Резко перевожу внимание на нее, а Лили придвигается ближе, кладет руку на мою и хмурится сильнее, говорит тише, но при этом тверже.
— Макс, он напуган, и боится он не за себя, а за тебя. Он пытается тебя защитить. Искренне пытается. Пожалуйста, всего один раз, не делай глупостей.
Также резко, как перевел взгляд, я поднимаюсь и разворачиваюсь к лестнице. Киплю. Потому что, черт возьми, какого хрена?! Он всю жизнь мне изрезал на лоскуты, а теперь «волнуется»?! «Заботится?! С чего вдруг, твою мать?! Почему он не мог просто быть мне нормальным отцом, который действительно был мне нужен?! Прислоняюсь к двери своей комнаты и смотрю в потолок, медленно считаю от десяти до нуля. Чувствую, как ненависть начинает расползаться по телу, разносимая кровью, как самый опасный токсин, а я пытаюсь вспомнить, как мне удалось его нейтрализовать так, чтобы бесследно…
Август
— …Я же сказал, что приеду, твою мать! — рычу в трубку в ответ на очередную реплику отца, а сам хожу кругами вокруг одинокого дуба на границе моего участка.

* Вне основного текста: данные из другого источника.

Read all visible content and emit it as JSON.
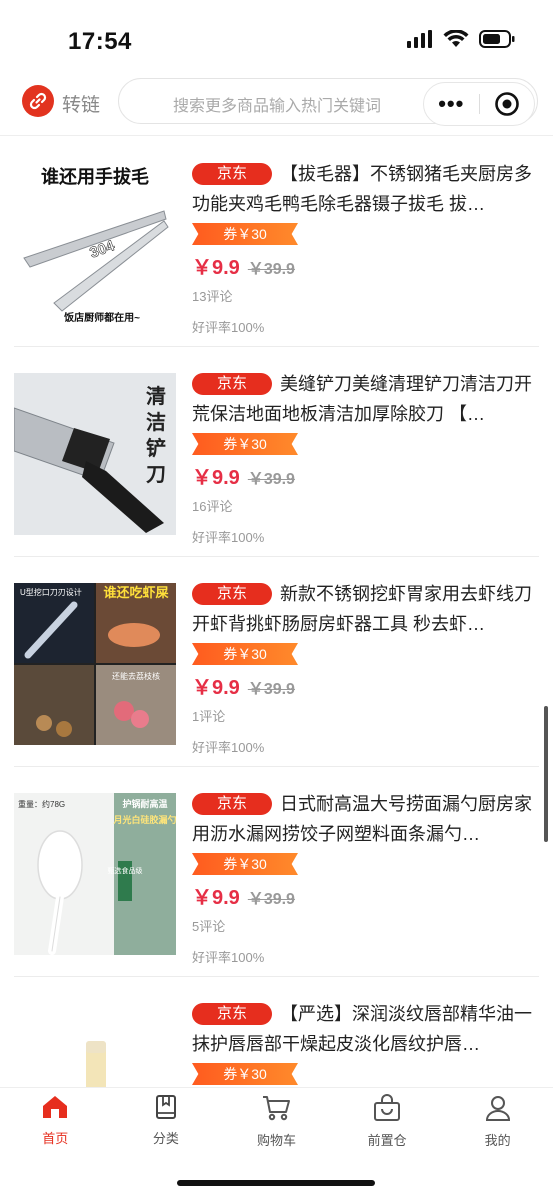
{
  "status": {
    "time": "17:54"
  },
  "nav": {
    "logo_label": "转链",
    "search_placeholder": "搜索更多商品输入热门关键词",
    "more_dots": "•••"
  },
  "products": [
    {
      "platform": "京东",
      "title": "【拔毛器】不锈钢猪毛夹厨房多功能夹鸡毛鸭毛除毛器镊子拔毛 拔…",
      "coupon": "券￥30",
      "price": "￥9.9",
      "original_price": "￥39.9",
      "comments": "13评论",
      "rating": "好评率100%",
      "image_text": [
        "谁还用手拔毛",
        "304",
        "饭店厨师都在用~"
      ]
    },
    {
      "platform": "京东",
      "title": "美缝铲刀美缝清理铲刀清洁刀开荒保洁地面地板清洁加厚除胶刀 【…",
      "coupon": "券￥30",
      "price": "￥9.9",
      "original_price": "￥39.9",
      "comments": "16评论",
      "rating": "好评率100%",
      "image_text": [
        "清",
        "洁",
        "铲",
        "刀"
      ]
    },
    {
      "platform": "京东",
      "title": "新款不锈钢挖虾胃家用去虾线刀开虾背挑虾肠厨房虾器工具 秒去虾…",
      "coupon": "券￥30",
      "price": "￥9.9",
      "original_price": "￥39.9",
      "comments": "1评论",
      "rating": "好评率100%",
      "image_text": [
        "U型挖口刀刃设计",
        "谁还吃虾屎",
        "还能去荔枝核"
      ]
    },
    {
      "platform": "京东",
      "title": "日式耐高温大号捞面漏勺厨房家用沥水漏网捞饺子网塑料面条漏勺…",
      "coupon": "券￥30",
      "price": "￥9.9",
      "original_price": "￥39.9",
      "comments": "5评论",
      "rating": "好评率100%",
      "image_text": [
        "重量：约78G",
        "护锅耐高温",
        "月光白硅胶漏勺",
        "甄选食品级"
      ]
    },
    {
      "platform": "京东",
      "title": "【严选】深润淡纹唇部精华油一抹护唇唇部干燥起皮淡化唇纹护唇…",
      "coupon": "券￥30",
      "price": "",
      "original_price": "",
      "comments": "",
      "rating": "",
      "image_text": []
    }
  ],
  "tabs": [
    {
      "label": "首页",
      "icon": "home-icon",
      "active": true
    },
    {
      "label": "分类",
      "icon": "book-icon",
      "active": false
    },
    {
      "label": "购物车",
      "icon": "cart-icon",
      "active": false
    },
    {
      "label": "前置仓",
      "icon": "bag-icon",
      "active": false
    },
    {
      "label": "我的",
      "icon": "user-icon",
      "active": false
    }
  ],
  "colors": {
    "accent": "#e62e1e",
    "price": "#e62e45",
    "coupon": "#ff6a26"
  }
}
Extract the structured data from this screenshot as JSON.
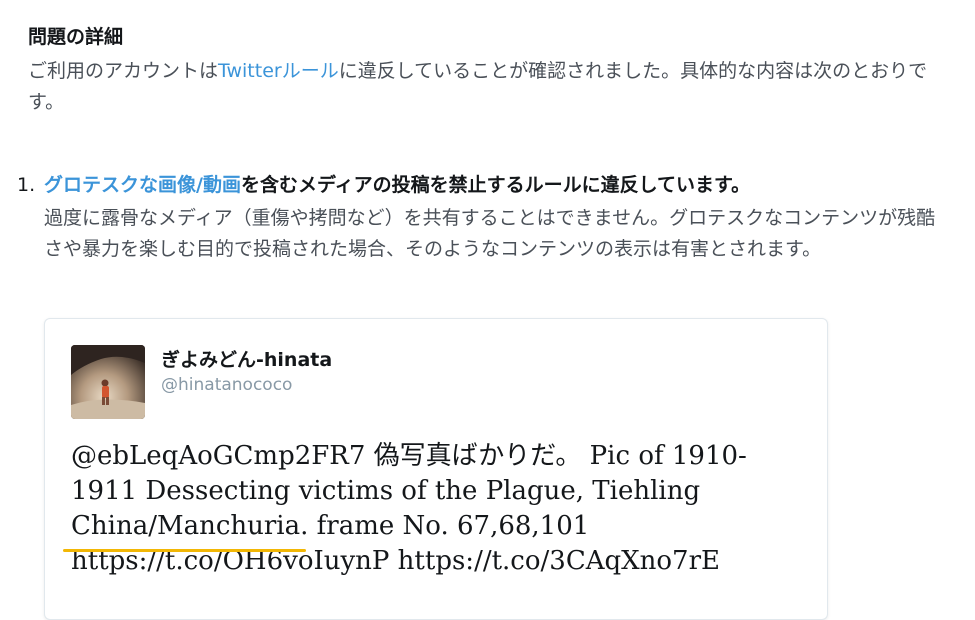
{
  "section": {
    "title": "問題の詳細",
    "intro_prefix": "ご利用のアカウントは",
    "intro_link": "Twitterルール",
    "intro_suffix": "に違反していることが確認されました。具体的な内容は次のとおりです。"
  },
  "violation": {
    "number": "1.",
    "head_link": "グロテスクな画像/動画",
    "head_rest": "を含むメディアの投稿を禁止するルールに違反しています。",
    "body": "過度に露骨なメディア（重傷や拷問など）を共有することはできません。グロテスクなコンテンツが残酷さや暴力を楽しむ目的で投稿された場合、そのようなコンテンツの表示は有害とされます。"
  },
  "tweet": {
    "display_name": "ぎよみどん-hinata",
    "handle": "@hinatanococo",
    "text_before": "@ebLeqAoGCmp2FR7 偽写真ばかりだ。 Pic of 1910-1911 Dessecting victims of the Plague, Tiehling ",
    "text_highlight": "China/Manchuria",
    "text_after": ". frame No. 67,68,101 https://t.co/OH6voIuynP https://t.co/3CAqXno7rE",
    "highlight_color": "#f2b705",
    "avatar_icon": "profile-photo"
  }
}
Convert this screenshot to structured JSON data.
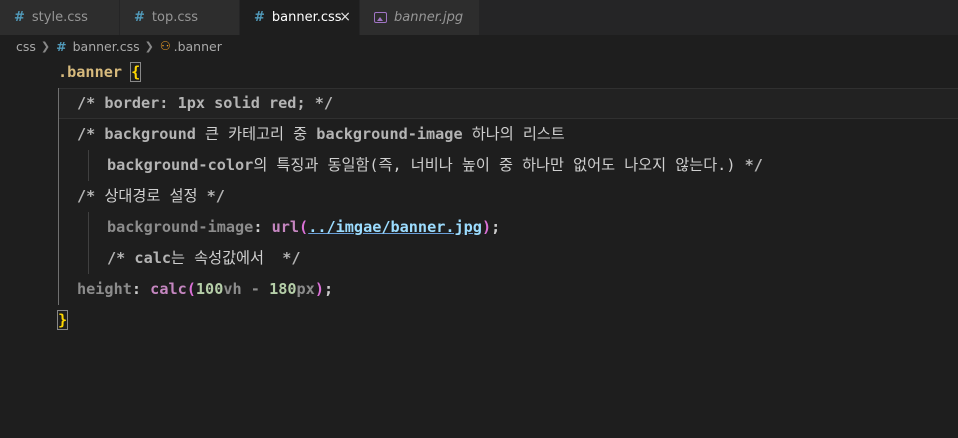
{
  "tabs": [
    {
      "label": "style.css",
      "icon": "css-hash-icon"
    },
    {
      "label": "top.css",
      "icon": "css-hash-icon"
    },
    {
      "label": "banner.css",
      "icon": "css-hash-icon",
      "active": true,
      "close": "×"
    },
    {
      "label": "banner.jpg",
      "icon": "image-file-icon"
    }
  ],
  "breadcrumb": {
    "folder": "css",
    "file": "banner.css",
    "symbol": ".banner"
  },
  "code": {
    "l1_selector": ".banner",
    "l1_brace": "{",
    "l2": "/* border: 1px solid red; */",
    "l3_a": "/* background",
    "l3_b": " 큰 카테고리 중 ",
    "l3_c": "background-image",
    "l3_d": " 하나의 리스트",
    "l4_a": "background-color",
    "l4_b": "의 특징과 동일함(즉, 너비나 높이 중 하나만 없어도 나오지 않는다.)",
    "l4_c": " */",
    "l5_a": "/* ",
    "l5_b": "상대경로 설정",
    "l5_c": " */",
    "l6_prop": "background-image",
    "l6_colon": ": ",
    "l6_fn": "url",
    "l6_open": "(",
    "l6_url": "../imgae/banner.jpg",
    "l6_close": ")",
    "l6_semi": ";",
    "l7_a": "/* calc",
    "l7_b": "는 속성값에서",
    "l7_c": "  */",
    "l8_prop": "height",
    "l8_colon": ": ",
    "l8_fn": "calc",
    "l8_open": "(",
    "l8_num1": "100",
    "l8_unit1": "vh",
    "l8_op": " - ",
    "l8_num2": "180",
    "l8_unit2": "px",
    "l8_close": ")",
    "l8_semi": ";",
    "l9_brace": "}"
  },
  "colors": {
    "background": "#1e1e1e",
    "tabbar": "#252526",
    "css_icon": "#519aba",
    "image_icon": "#a074c4",
    "brace": "#ffd700"
  }
}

Я так злюсь. Снова злюсь. Все остальное выжигается, как будто и не было ничего и никогда, оставляя за собой одну густую, липкую субстанцию — ненависть. Отбив звонок, я стою еще какое-то время, закрыв глаза и направив лицо в небо. Его ласкает теплый, летний ветерок, пахнет сырой травой, а дополняет картину стрекот кузнечиков. Здесь спокойно, но увы, я даже сейчас не могу оценить полноту картины, потому что в голове только и звучит, что голос этого ублюдка. Он раздает приказы и «наставляет» на верный курс, и мне вот интересно, будь он на моем месте, каково бы это было? Спорю на что угодно, несладко. Тогда почему все именно так?! Почему нельзя нормально?
Ох, это вечный вопрос, на который я устал за столько лет искать ответ. Даю себе еще одну минуту, чтобы успокоиться, потому что не хочу идти в дом в таком состоянии. Я снова сорвусь на Амелии, снова ее обижу, а мне этого совсем не хочется. Мне больше нравится, когда она улыбается, а не прячет от меня глаза…
В доме тихо. Перед его звонком мы лежали рядом: она была на мне, я ее обнимал, и мы разгадывали глупый кроссворд. «Занятие для старперов», так она это называет обычно, когда приходит ко мне и ложится по-хозяйски, прежде покрутившись. Она всегда крутится, устраивается поудобней, точно как кошка, и это заставляет меня улыбаться.